Die beliebte Veranstaltungslocation im Braunschweiger Nordwesten ist nicht nur bei Brautpaaren beliebt.
Baumgart und sein Team betreiben in Braunschweig und Umgebung natürlich nicht das einzige Veranstaltungshaus. „Wir haben ein gutes Verhältnis untereinander, schicken uns auch schon mal gegenseitig Kundinnen und Kunden zu. Wer zum Beispiel ein Haus im modernen Glas-Sichtbeton-Stil bevorzugt, den würde ich bei uns mit nicht so gutem Bauchgefühl feiern lassen.“ Dass die Kolleginnen und Kollegen sich gegenseitig wertschätzen, untermauert eine kleine Anekdote: „Wir hatten gerade die kaufmännische Union hier. Und ausgerechnet da ging mir das Bier aus. Bernd Weymann von den Wendezeller Stuben telefonierte kurz und schon hatte ich zwei Fässer von ihm als Leihgabe.“
Beim Brautpaar-Ball beseelt über das Parkett gleiten
Klar ist der Job nichts für Menschen, die es gerne als 35-Stunden-Woche geregelt haben möchten. Sieben Veranstaltungsräume für 20 bis 500 Gäste, neun Doppelzimmer, 20 Festangestellte und 30 Aushilfen. Da bleibt wenig Zeit. Wenn er den Kopf mal frei kriegen möchte, geht er zum Kitesurfen. Auf der Ostsee oder ab nach Ägypten. Aber, und an diesem Punkt ist Baumgart dann doch Gastronom, Veranstalter mit Leib und Seele, wenn ein Paar, das bei seiner Mutter Hochzeit gefeiert hat, zur Silberhochzeit wiederkommt, dann freut ihn das. Oder wenn eine 80-Jährige sich nach dem Sonntagsbrunch im Kreis ihre Lieben bedankt mit den Worten, es sei wie ein Kurzurlaub gewesen, dann berührt das sein Herz.

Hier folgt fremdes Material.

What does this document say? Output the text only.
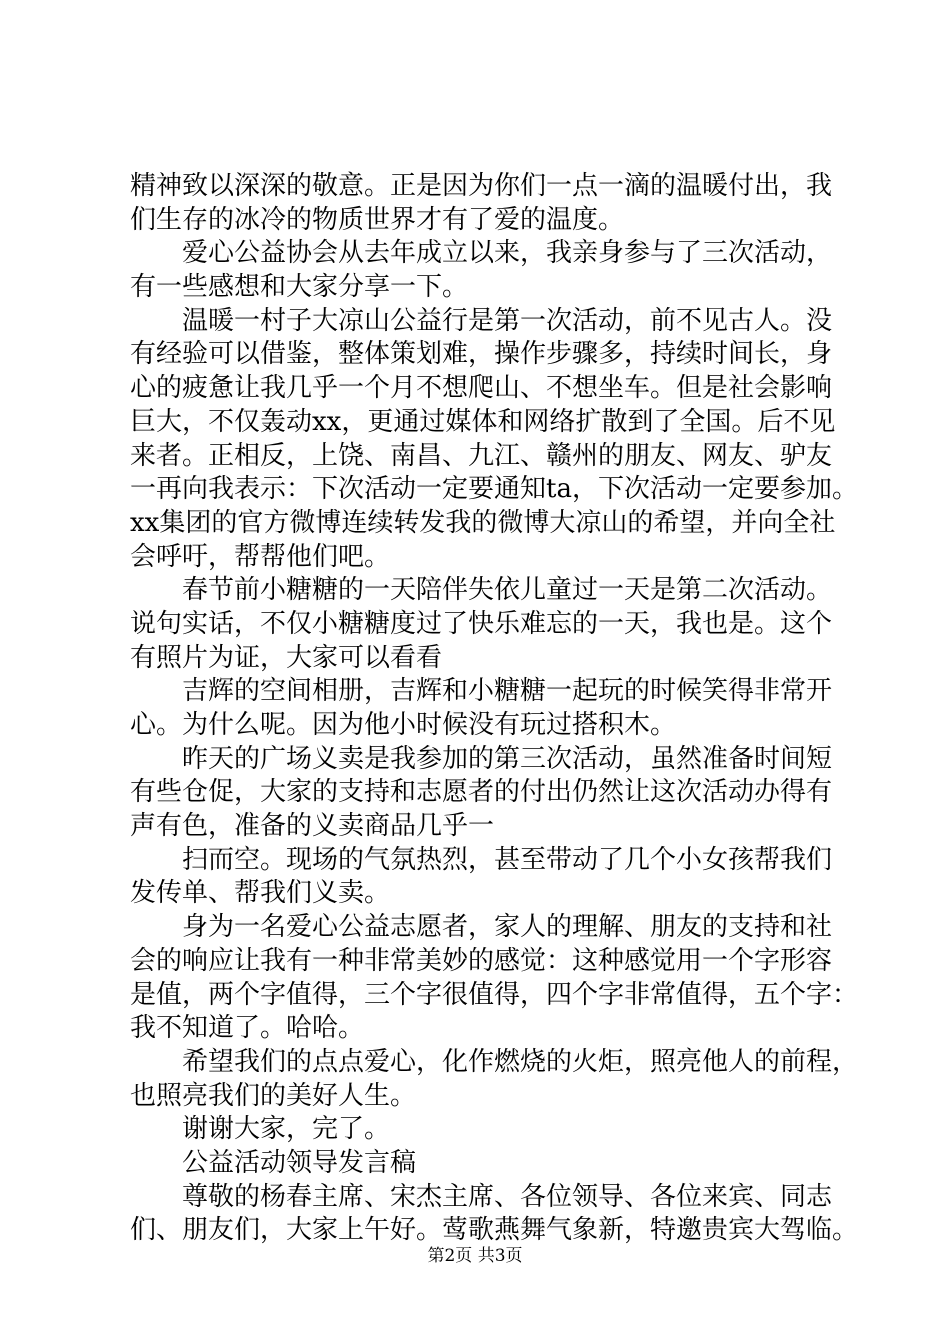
精神致以深深的敬意。正是因为你们一点一滴的温暖付出，我
们生存的冰冷的物质世界才有了爱的温度。
爱心公益协会从去年成立以来，我亲身参与了三次活动，
有一些感想和大家分享一下。
温暖一村子大凉山公益行是第一次活动，前不见古人。没
有经验可以借鉴，整体策划难，操作步骤多，持续时间长，身
心的疲惫让我几乎一个月不想爬山、不想坐车。但是社会影响
巨大，不仅轰动xx，更通过媒体和网络扩散到了全国。后不见
来者。正相反，上饶、南昌、九江、赣州的朋友、网友、驴友
一再向我表示：下次活动一定要通知ta，下次活动一定要参加。
xx集团的官方微博连续转发我的微博大凉山的希望，并向全社
会呼吁，帮帮他们吧。
春节前小糖糖的一天陪伴失依儿童过一天是第二次活动。
说句实话，不仅小糖糖度过了快乐难忘的一天，我也是。这个
有照片为证，大家可以看看
吉辉的空间相册，吉辉和小糖糖一起玩的时候笑得非常开
心。为什么呢。因为他小时候没有玩过搭积木。
昨天的广场义卖是我参加的第三次活动，虽然准备时间短
有些仓促，大家的支持和志愿者的付出仍然让这次活动办得有
声有色，准备的义卖商品几乎一
扫而空。现场的气氛热烈，甚至带动了几个小女孩帮我们
发传单、帮我们义卖。
身为一名爱心公益志愿者，家人的理解、朋友的支持和社
会的响应让我有一种非常美妙的感觉：这种感觉用一个字形容
是值，两个字值得，三个字很值得，四个字非常值得，五个字：
我不知道了。哈哈。
希望我们的点点爱心，化作燃烧的火炬，照亮他人的前程，
也照亮我们的美好人生。
谢谢大家，完了。
公益活动领导发言稿
尊敬的杨春主席、宋杰主席、各位领导、各位来宾、同志
们、朋友们，大家上午好。莺歌燕舞气象新，特邀贵宾大驾临。
第2页 共3页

Themenbüfetts, Weinreisen, Schlachtefeste und Krimi-Dinner gibt es ebenfalls in Oelper. Was Baumgart zukünftig noch forcieren will, sind die Bälle. Er hat gemerkt: die Menschen lieben das. Der Ball Polonia war augenblicklich ausverkauft mit 300 Gästen. Also wird es 2026 mehr geben, unter anderem auch einen Brautpaar-Ball. Die Frauen sind verzückt, in großer Abendrobe oder gar in ihrem Brautkleid übers Parkett zu gleiten. Und die Herren dürfen an solchen Abenden ungestraft Führungsqualitäten an den Tag legen.